Jakarta –
The technology war between the United States (US) and China has started to spread to Europe. Deal chip Europe has had problems with relations with China.
Britain’s biggest chip maker has been ordered to cancel its takeover, after sales of other chip factories in Germany were also stalled. Both transactions were exposed to national security concerns and involved takeovers by Chinese-owned companies.
In Britain, the government ordered Nexperia, a Dutch subsidiary of Shanghai-listed semiconductor maker Wingtech, to sell its 86% stake in Newport Wafer Fab. Since then, staff have protested the decision, saying it endangered nearly 600 workers.
In Germany, the economy ministry banned Elmos Semiconductor, an automotive chip maker from selling its Dortmund factory to Silex, the Swedish subsidiary of China’s Sai Microelectronics.
Problem chip has emerged as a novelty in US-China tensions. Now the two troubled deals represent mounting pressure on Europe, especially as Western officials face demands to keep key sectors out of China’s control.
“This decision marks a shift to a tougher stance on Chinese investment in key European industries,” said Xiaomeng Lu, director of geotechnology at Eurasia Group. CnnMonday (11/28/2022).

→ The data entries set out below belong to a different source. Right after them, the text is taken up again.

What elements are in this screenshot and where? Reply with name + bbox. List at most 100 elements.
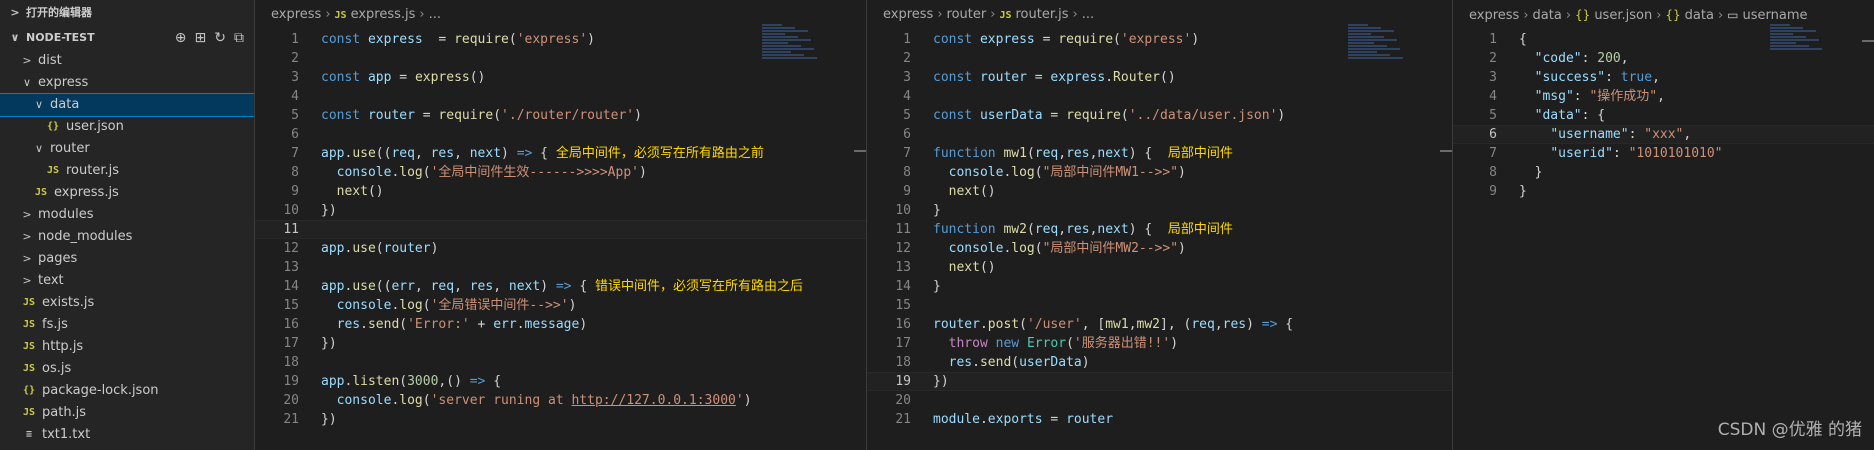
code-line[interactable]: 4 — [255, 87, 866, 106]
minimap[interactable] — [762, 24, 822, 64]
code-line[interactable]: 10}) — [255, 201, 866, 220]
code-line[interactable]: 10} — [867, 201, 1452, 220]
code-line[interactable]: 11 function mw2(req,res,next) { 局部中间件 — [867, 220, 1452, 239]
breadcrumb-item[interactable]: express — [883, 7, 933, 22]
tree-item-express-js[interactable]: JS express.js — [0, 182, 254, 204]
breadcrumb-item[interactable]: username — [1743, 8, 1808, 23]
code-token: res — [430, 146, 455, 161]
editor-express-js[interactable]: express › JS express.js ›... 1 const express =… — [255, 0, 866, 450]
tree-item-data[interactable]: ∨ data — [0, 93, 255, 117]
code-line[interactable]: 17 throw new Error('服务器出错!!') — [867, 334, 1452, 353]
tree-item-node-modules[interactable]: > node_modules — [0, 226, 254, 248]
editor-user-json[interactable]: express › data ›{} user.json ›{} data › ▭ usernam… — [1453, 0, 1874, 450]
code-line[interactable]: 21}) — [255, 410, 866, 429]
code-line[interactable]: 16 res.send('Error:' + err.message) — [255, 315, 866, 334]
breadcrumb-item[interactable]: express — [1469, 8, 1519, 23]
project-header[interactable]: ∨ NODE-TEST ⊕ ⊞ ↻ ⧉ — [0, 26, 254, 50]
code-token: "code" — [1534, 51, 1582, 66]
breadcrumb-item[interactable]: express — [271, 7, 321, 22]
new-file-icon[interactable]: ⊕ — [175, 26, 187, 50]
code-line[interactable]: 7 function mw1(req,res,next) { 局部中间件 — [867, 144, 1452, 163]
code-line[interactable]: 20 — [867, 391, 1452, 410]
collapse-all-icon[interactable]: ⧉ — [234, 26, 244, 50]
code-line[interactable]: 12 console.log("局部中间件MW2-->>") — [867, 239, 1452, 258]
code-line[interactable]: 13 next() — [867, 258, 1452, 277]
breadcrumb-item[interactable]: router — [947, 7, 987, 22]
tree-item-exists-js[interactable]: JS exists.js — [0, 292, 254, 314]
tree-item-dist[interactable]: > dist — [0, 50, 254, 72]
editor-router-js[interactable]: express › router › JS router.js ›... 1 const exp… — [867, 0, 1452, 450]
tree-item-modules[interactable]: > modules — [0, 204, 254, 226]
code-line[interactable]: 9} — [1453, 182, 1874, 201]
code-line[interactable]: 19 app.listen(3000,() => { — [255, 372, 866, 391]
tree-item-fs-js[interactable]: JS fs.js — [0, 314, 254, 336]
code-line[interactable]: 3 "success": true, — [1453, 68, 1874, 87]
breadcrumb-item[interactable]: router.js — [1015, 7, 1068, 22]
tree-item-http-js[interactable]: JS http.js — [0, 336, 254, 358]
code-line[interactable]: 21 module.exports = router — [867, 410, 1452, 429]
js-file-icon: JS — [334, 10, 347, 21]
breadcrumb-item[interactable]: express.js — [351, 7, 416, 22]
code-line[interactable]: 6 "username": "xxx", — [1453, 125, 1874, 144]
scrollbar-marker[interactable] — [1862, 40, 1874, 42]
code-line[interactable]: 5 const router = require('./router/router… — [255, 106, 866, 125]
tree-item-txt1-txt[interactable]: ≡ txt1.txt — [0, 424, 254, 446]
code-area[interactable]: 1 const express = require('express') 2 3 con… — [867, 30, 1452, 429]
code-line[interactable]: 12 app.use(router) — [255, 239, 866, 258]
tree-item-router[interactable]: ∨ router — [0, 138, 254, 160]
new-folder-icon[interactable]: ⊞ — [195, 26, 207, 50]
tree-item-text[interactable]: > text — [0, 270, 254, 292]
code-line[interactable]: 11 — [255, 220, 866, 239]
breadcrumb-item[interactable]: ... — [429, 7, 441, 22]
tree-item-user-json[interactable]: {} user.json — [0, 116, 254, 138]
js-file-icon: JS — [22, 407, 36, 418]
code-line[interactable]: 18 — [255, 353, 866, 372]
code-line[interactable]: 6 — [255, 125, 866, 144]
breadcrumb-item[interactable]: user.json — [1594, 8, 1652, 23]
code-line[interactable]: 9 next() — [255, 182, 866, 201]
code-line[interactable]: 9 next() — [867, 182, 1452, 201]
code-line[interactable]: 18 res.send(userData) — [867, 353, 1452, 372]
breadcrumb-item[interactable]: data — [1533, 8, 1562, 23]
code-token: router — [383, 241, 431, 256]
code-area[interactable]: 1 const express = require('express') 2 3 con… — [255, 30, 866, 429]
code-line[interactable]: 4 "msg": "操作成功", — [1453, 87, 1874, 106]
code-line[interactable]: 14 app.use((err, req, res, next) => { 错误中… — [255, 277, 866, 296]
code-line[interactable]: 15 console.log('全局错误中间件-->>') — [255, 296, 866, 315]
code-line[interactable]: 5 "data": { — [1453, 106, 1874, 125]
code-line[interactable]: 7 "userid": "1010101010" — [1453, 144, 1874, 163]
minimap[interactable] — [1348, 24, 1408, 64]
breadcrumb-item[interactable]: data — [1685, 8, 1714, 23]
code-line[interactable]: 8 } — [1453, 163, 1874, 182]
code-line[interactable]: 4 — [867, 87, 1452, 106]
scrollbar-marker[interactable] — [854, 150, 866, 152]
code-line[interactable]: 13 — [255, 258, 866, 277]
code-line[interactable]: 17}) — [255, 334, 866, 353]
code-line[interactable]: 7 app.use((req, res, next) => { 全局中间件，必须写… — [255, 144, 866, 163]
tree-item-pages[interactable]: > pages — [0, 248, 254, 270]
tree-item-express[interactable]: ∨ express — [0, 72, 254, 94]
tree-item-os-js[interactable]: JS os.js — [0, 358, 254, 380]
code-line[interactable]: 3 const app = express() — [255, 68, 866, 87]
minimap[interactable] — [1770, 24, 1830, 64]
code-line[interactable]: 8 console.log('全局中间件生效------>>>>App') — [255, 163, 866, 182]
code-token: => — [516, 146, 533, 161]
code-line[interactable]: 16 router.post('/user', [mw1,mw2], (req,r… — [867, 315, 1452, 334]
scrollbar-marker[interactable] — [1440, 150, 1452, 152]
tree-item-path-js[interactable]: JS path.js — [0, 402, 254, 424]
tree-item-router-js[interactable]: JS router.js — [0, 160, 254, 182]
code-line[interactable]: 8 console.log("局部中间件MW1-->>") — [867, 163, 1452, 182]
code-line[interactable]: 15 — [867, 296, 1452, 315]
code-line[interactable]: 19}) — [867, 372, 1452, 391]
code-line[interactable]: 3 const router = express.Router() — [867, 68, 1452, 87]
breadcrumb-item[interactable]: ... — [1082, 7, 1094, 22]
code-token: mw2 — [1136, 317, 1161, 332]
refresh-icon[interactable]: ↻ — [214, 26, 226, 50]
code-line[interactable]: 14} — [867, 277, 1452, 296]
code-line[interactable]: 5 const userData = require('../data/user.… — [867, 106, 1452, 125]
code-line[interactable]: 20 console.log('server runing at http://… — [255, 391, 866, 410]
code-line[interactable]: 6 — [867, 125, 1452, 144]
open-editors-header[interactable]: > 打开的编辑器 — [0, 0, 254, 26]
tree-item-package-lock-json[interactable]: {} package-lock.json — [0, 380, 254, 402]
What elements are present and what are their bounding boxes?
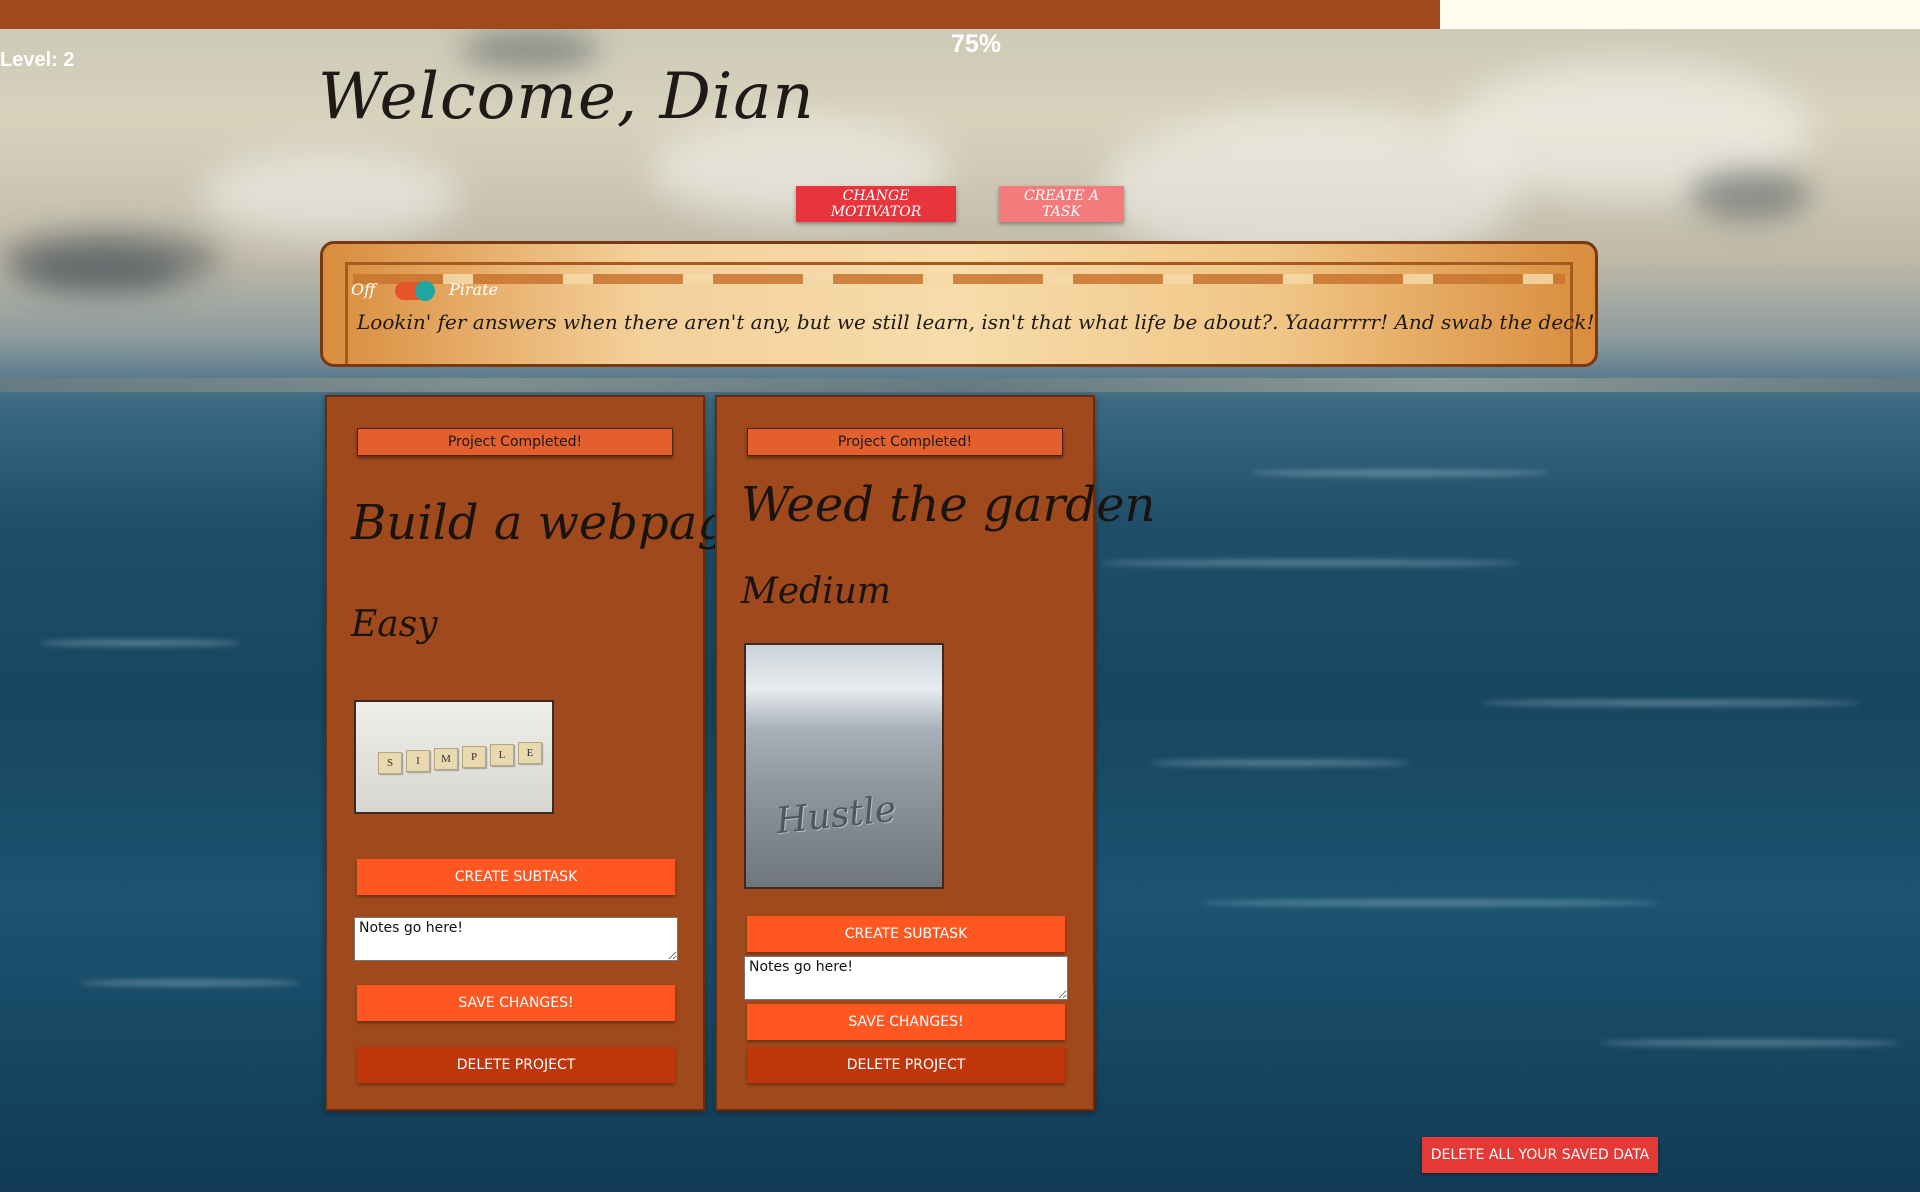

“Governments around the world increasingly view the semiconductor industry as a strategic asset and seek to protect it from foreign takeover,” he added.
Shortage chip it started when the automotive industry was hit by the COVID-19 pandemic and supply chain difficulties. Conditions have been exacerbated by US sanctions on Chinese tech companies.
The shortage causes many producers to panic and buy big for inventories. These shortages then compress production capacity and drive up costs, as even the cheapest chip components end up costing the final product.